Non intrusivo tramite System Bus Access. Funziona mentre l'hart è in esecuzione.
swd_result_t val = rp2350_read_mem32(target, 0x20000000);
rp2350_write_mem32(target, 0x20000000, 0xDEADBEEF);
rp2350_read_mem16(target, addr);
rp2350_write_mem8(target, addr, byte);
uint32_t buf[256];
rp2350_read_mem_block(target, 0x20000000, buf, 256);
rp2350_write_mem_block(target, 0x20000000, buf, 256);
I trasferimenti a blocchi utilizzano l'auto-incremento SBA per le prestazioni.
const uint32_t program[] = {
0x200415b7, // lui a1, 0x20040
0xabcd0537, // lui a0, 0xabcd0
0x00a5a223, // sw a0, 4(a1)
0x0000006f, // j . (loop)
};
rp2350_execute_code(target, 0, 0x20000000, program, 4);
Carica nella SRAM di destinazione, verifica, imposta PC, riprende.
bool on_instruction(const trace_record_t *rec, void *ctx) {
printf("0x%08x: 0x%08x\n", rec->pc, rec->instruction);
return true;
}
int traced = rp2350_trace(target, 0, 100, on_instruction, NULL, false);
Esegue passo passo le istruzioni tramite DCSR.step. ~5ms per istruzione senza cattura registro, ~80ms con cattura registro completa.
Esecuzione diretta di istruzioni RISC-V in contesto di debug:
uint32_t progbuf[] = {
0x34202473, // csrr s0, mcause
0x00100073 // ebreak
};
rp2350_execute_progbuf(target, 0, progbuf, 2);
swd_result_t mcause = rp2350_read_reg(target, 0, 8);
L'accesso CSR utilizza questo internamente poiché Hazard3 non supporta comandi CSR astratti.

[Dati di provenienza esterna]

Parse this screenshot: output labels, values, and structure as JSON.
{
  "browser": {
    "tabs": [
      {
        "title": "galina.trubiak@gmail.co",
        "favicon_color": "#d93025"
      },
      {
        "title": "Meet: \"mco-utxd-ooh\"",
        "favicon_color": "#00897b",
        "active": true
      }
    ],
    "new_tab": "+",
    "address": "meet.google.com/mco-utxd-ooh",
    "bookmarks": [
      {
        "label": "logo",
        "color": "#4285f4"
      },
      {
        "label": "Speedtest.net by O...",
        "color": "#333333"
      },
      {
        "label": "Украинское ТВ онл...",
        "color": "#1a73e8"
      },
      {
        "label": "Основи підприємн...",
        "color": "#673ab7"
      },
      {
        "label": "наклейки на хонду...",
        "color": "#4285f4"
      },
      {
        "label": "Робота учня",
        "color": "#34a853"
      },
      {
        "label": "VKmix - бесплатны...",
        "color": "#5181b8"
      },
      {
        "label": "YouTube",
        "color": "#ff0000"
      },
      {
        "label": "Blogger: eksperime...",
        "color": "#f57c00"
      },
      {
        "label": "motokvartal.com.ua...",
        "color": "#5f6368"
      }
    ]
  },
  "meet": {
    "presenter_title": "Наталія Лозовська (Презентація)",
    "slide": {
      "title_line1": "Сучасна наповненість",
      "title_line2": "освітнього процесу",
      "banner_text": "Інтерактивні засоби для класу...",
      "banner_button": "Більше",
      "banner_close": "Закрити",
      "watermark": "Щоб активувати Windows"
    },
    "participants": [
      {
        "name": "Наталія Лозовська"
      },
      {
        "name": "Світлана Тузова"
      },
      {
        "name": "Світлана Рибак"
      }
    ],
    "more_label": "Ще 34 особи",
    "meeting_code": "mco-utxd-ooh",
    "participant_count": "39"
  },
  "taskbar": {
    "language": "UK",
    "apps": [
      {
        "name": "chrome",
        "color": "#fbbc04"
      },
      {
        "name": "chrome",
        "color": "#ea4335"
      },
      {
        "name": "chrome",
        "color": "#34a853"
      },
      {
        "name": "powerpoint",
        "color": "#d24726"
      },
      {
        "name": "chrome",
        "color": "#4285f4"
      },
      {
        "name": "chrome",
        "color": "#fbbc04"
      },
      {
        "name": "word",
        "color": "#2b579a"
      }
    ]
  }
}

add_subdirectory(lib/pico2-swd-riscv)
target_link_libraries(your_app pico2_swd_riscv)
Verbositù di debug (a tempo di compilazione):
set(PICO2_SWD_DEBUG_LEVEL 3) # 0=none, 1=warn, 2=info, 3=debug
SWD utilizza pacchetti di richiesta a 8 bit (start, APnDP, RnW, addr[3:2], parity, stop, park), ACK a 3 bit (OK=1, WAIT=2, FAULT=4) e fasi dati a 33 bit con parità. I cicli di turnaround gestiscono i cambi di direzione SWDIO. Le risposte WAIT vengono ritentate automaticamente (default: 5 tentativi, backoff di 100us).
Non standard: [15:12]=APSEL, [11:8]=0xD, [7:4]=bank, [0]=ctrlsel. Il 0xD nei bit[11:8] è richiesto ma non documentato.
Handshake a tre fasi tramite CSW del Bank 1: disattivazione (0x00000000), attivazione (0x00000001), configurazione completa (0x07FFFFC1). Risposta di stato prevista: 0x04010001.
GPR tramite comandi astratti (regno 0x1000+n, trasferimento a 32 bit). CSR tramite buffer di programma: salva s0, esegue csrr s0, <csr> o csrw <csr>, s0, legge/ripristina s0.
SBCS configurato con sbaccess=32bit e sbreadonaddr. Scrivere SBADDRESS0 attiva la lettura del bus; i dati sono immediatamente disponibili in SBDATA0. I trasferimenti a blocchi abilitano sbautoincrement per letture/scritture in streaming senza impostare l'indirizzo per ogni parola.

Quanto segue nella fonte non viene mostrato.